I let my breath out through my teeth. “Ahh… well, we’ll get you some real deodorant this week. Then you won’t have to be so… irresistible.”
It wasn’t till I walked away and digested his words that I wondered what he’d done with the jerky after using it for his creative purposes…
My list of parenting failures is extensive. Not only did my oldest smell like garlicky rotten meat, but my toddler rubbed yogurt all over his shirt. My four year old in the wheelchair thinks it’s cute to answer every stranger’s genial hello with a growl. My six year old is addicted to sugar. My seven year old finished his dreaded handwriting assignment, then balled it up and tried to eat it in protest. The three month old can’t seem to unplug the painful blocked milk duct through nursing. And I won’t even tell you I hid in the bathroom to surf Facebook and I realized mice had visited the pasta after I threw it in the boiling water and I forgot to pray and I threw a tantrum about my super small house. I failed. And that was just today. I’m convinced all the pretty and perky moms around me must roll their perfectly made up eyes and gently steer their clean obedient children with white shoes in the opposite direction from this disheveled mom and her motley crew whining in mismatched puddle boots.
I feel like a victim.
Of course, there are some days when I have my ducks lined up in a cute row behind me. Some days I remember to neither wear white nor black so the dirt smudges, pizza, kid snot and baby drool don’t show quite so well. Some days a child will read a whole chapter book from his school list without it being assigned, or do a chore without prodding. Some days they share something other than just germs. Some days they just want to play with ice cubes rather than something expensive that requires mommy to use any glue or patience. Some days I not only make a meal plan but follow it. Some days they eat it too. Some days I remember I have a husband. Some days I brave Wal Mart with six kids and a wheelchair and win. Some days nobody cries. Not even me.
And I feel like a supermom.
But for my own sake and yours, don’t treat me like either. Both are pretty little lies. From the pit.
If you ever notice me acting like either option, please pull me out of the bathroom where I’m hiding. And take away the empty bag of chocolate. Hand me a stiff drink of coffee and a Bible and remind me of the servant in Luke 17. He worked all day in the fields. When he came in, naturally, he was tired and hungry. But it was still his duty to make sure his master was fed and attended to before he could rest himself. This feels uncannily familiar. I’d like to think this is unfair. Wouldn’t he be justified to feel like a victim having to do so much every day? And shouldn’t he be rewarded if he did manage to work a long day and continue on through the evening?
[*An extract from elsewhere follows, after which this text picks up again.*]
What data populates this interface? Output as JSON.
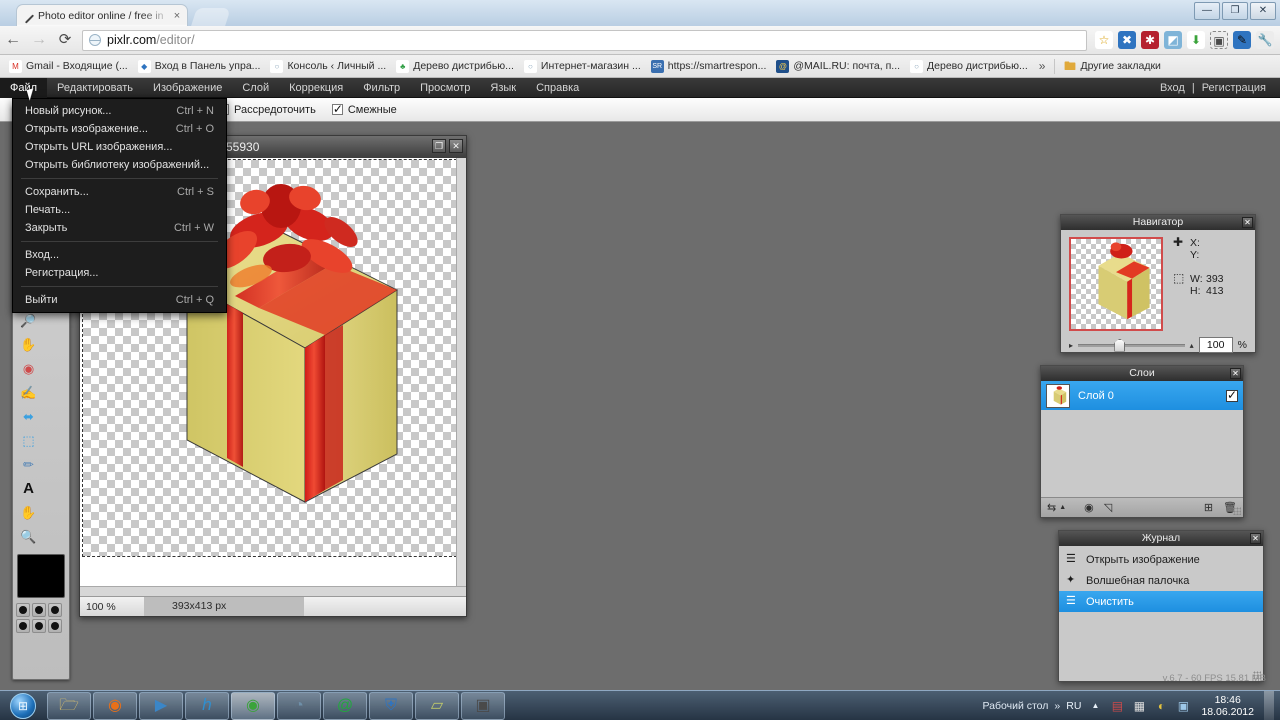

No. He is doing simply what is expected. Neither more nor less. The master knows his capabilities. He furnishes his tools. He assures the servant of a good meal and sufficient rest when the work is done. He doesn’t feel sorry for him. He doesn’t give him a medal for simply doing his daily work. I don’t know why I’m saying he. This is personal.
The comment I hear most often is from someone shaking their head murmuring, “You sure are busy!” As if that’s the most piteous thing in the world. Granted, I don’t have a lot of downtime. I can’t tell you the last time I watched a movie or went aimlessly shopping or even found time to blog or shower without some little person popping shamelessly in asking for something. I’m not a victim because of that. I have been given great gifts and the responsibility that comes along with them. Throwing pity parties and allowing others to bring cake and allow me to wallow in it is gross. Is it really so negative to have a full life? That’s a lie. From the pit.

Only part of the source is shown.